Wer im Iran versucht für Menschenrechte einzustehen, riskiert einen hohen Preis zu bezahlen. Verschwindenlassen, Folter und andere Misshandlungen sind im Iran weit verbreitet und werden systematisch angewendet, ohne geahndet zu werden. Gerichte verhängen Körperstrafen, die der Folter gleichkommen, wie Auspeitschungen und Amputationen. Das Recht auf ein faires Gerichtsverfahren wird systematisch verletzt. Die Todesstrafe dient als Mittel der politischen Unterdrückung. Im Jahr 2022 ließen die iranischen Behörden mindestens 576 Menschen hinrichten.
Flucht aus dem Iran
Die katastrophale Menschenrechtslage hat in den letzten Jahrzehnten viele Menschen gezwungen, ihre Heimat Iran zu verlassen. Viele von ihnen hoffen, eines Tages in einen freien Iran zurückkehren zu können, in dem Menschenrechte geachtet und ein menschenwürdiges Leben möglich ist.
Heute kann selbst ein Familienbesuch in der Heimat für Exil-Iraner*innen gefährlich sein: Die iranischen Behörden nehmen seit Jahren ausländische und Doppelstaatsangehörige unter falschen Anschuldigungen ins Visier, um diplomatischen Druck auszuüben. Unter dem Vorwand einer vermeintlichen Gefährdung der nationalen Sicherheit werden unschuldige Menschen inhaftiert und der Spionage bezichtigt.
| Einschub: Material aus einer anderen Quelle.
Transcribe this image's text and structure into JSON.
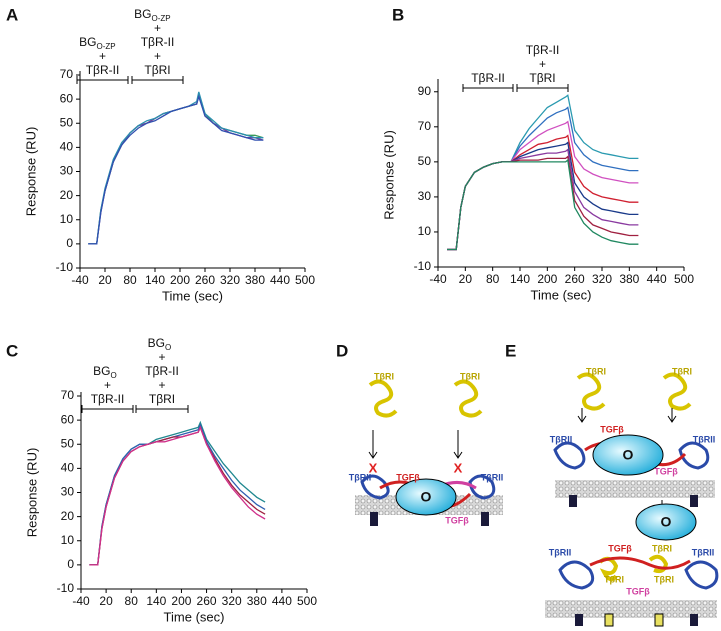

Dieses grausame System der Geiseldiplomatie traf in den letzten Jahren auch Menschen aus Österreich, die ihre Familie im Iran besuchen wollten, verhaftet wurden und jahrelang unschuldig im Iran in Haft saßen.
Wir fordern, dass sich Österreich aktiv in internationalen Gremien und über diplomatische Kanäle engagiert, um Rechenschaft und Gerechtigkeit im Sinne des Weltrechtsprinzips für im Iran begangene Menschenrechtsverletzungen einzufordern.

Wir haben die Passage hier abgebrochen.